La alerta amarilla emitida por el SMN para este martes 31 de marzo no es casual. En las últimas 48 horas, el área de Mendoza ha mostrado un aumento en la frecuencia de sistemas de alta presión, lo que genera condiciones propensas a las lluvias intensas y tormentas eléctricas. Este patrón es particularmente relevante en la región de la Pampa, donde las zonas costeras y las zonas interiores presentan diferencias en la respuesta a los fenómenos climáticos.
- Las zonas afectadas incluyen principalmente las localidades de la costa del Río Colorado y la zona norte de la provincia, donde se esperan precipitaciones acumuladas entre 20 y 40 mm.
- El SMN advierte sobre la posibilidad de relámpagos y descargas eléctricas en áreas específicas, lo que podría generar riesgos para la seguridad de las personas y el transporte.

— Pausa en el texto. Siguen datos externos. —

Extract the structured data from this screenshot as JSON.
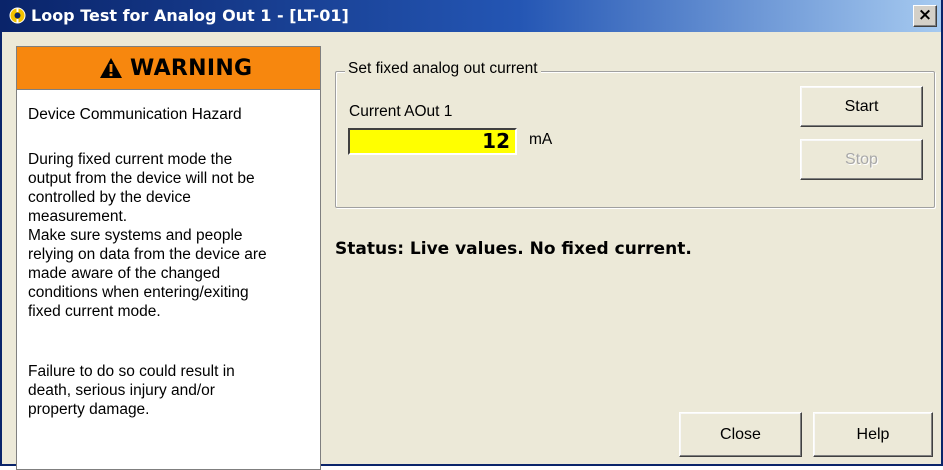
{
  "window": {
    "title": "Loop Test for Analog Out 1 - [LT-01]",
    "close_glyph": "×"
  },
  "warning": {
    "title": "WARNING",
    "heading": "Device Communication Hazard",
    "body": "During fixed current mode the output from the device will not be controlled by the device measurement. Make sure systems and people relying on data from the device are made aware of the changed conditions when entering/exiting fixed current mode.",
    "body_lines": [
      "During fixed current mode the",
      "output from the device will not be",
      "controlled by the device",
      "measurement.",
      "Make sure systems and people",
      "relying on data from the device are",
      "made aware of the changed",
      "conditions when entering/exiting",
      "fixed current mode."
    ],
    "footer_lines": [
      "Failure to do so could result in",
      "death, serious injury and/or",
      "property damage."
    ],
    "icon": "warning-triangle-icon",
    "header_color": "#f7870e"
  },
  "group": {
    "legend": "Set fixed analog out current",
    "field_label": "Current AOut 1",
    "current_value": "12",
    "unit": "mA",
    "input_color": "#ffff00"
  },
  "buttons": {
    "start": "Start",
    "stop": "Stop",
    "close": "Close",
    "help": "Help"
  },
  "status": "Status: Live values. No fixed current."
}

- Los análisis previos indican que la combinación de altas temperaturas y un aumento en la humedad en las zonas de la pampa puede potenciar el desarrollo de tormentas severas.
Es importante destacar que, aunque el pronóstico para Uspallata indica temperaturas moderadas, las zonas cercanas a los ríos y las áreas montañosas presentan un comportamiento climático más dinámico. Este fenómeno es el resultado de la interacción entre el sistema de altas presiones en el norte de la región y las corrientes atmosféricas más cálidas en el sur.
¿Cómo afectará esto a la vida cotidiana en Mendoza?
El impacto de estas alertas en la vida diaria es significativo. Los habitantes de Mendoza, especialmente en las zonas que no cuentan con infraestructura adecuada para el manejo de lluvias, deben prepararse para posibles desbordamientos en ríos y acumulaciones de agua en áreas urbanas. Además, las actividades relacionadas con el transporte, como las rutas de caminos de tierra, podrían verse afectadas por la intensidad de las precipitaciones.
Desde una perspectiva histórica, Mendoza ha sido un caso destacado en la región por su predisposición a fenómenos climáticos variables. El análisis de las últimas 10 años muestra que, en promedio, el 30% de las tormentas en la región ocurren en el periodo desde el 28 de marzo hasta el 3 de abril, lo que aumenta la relevancia de las alertas emitidas el 31 de marzo.
El SMN y otros organismos especializados en el ámbito climático han enfocado sus esfuerzos en mejorar la precisión de sus pronósticos, especialmente en zonas con alta variabilidad climática. Este enfoque es clave para minimizar los riesgos asociados a las tormentas y otras condiciones climáticas extremas.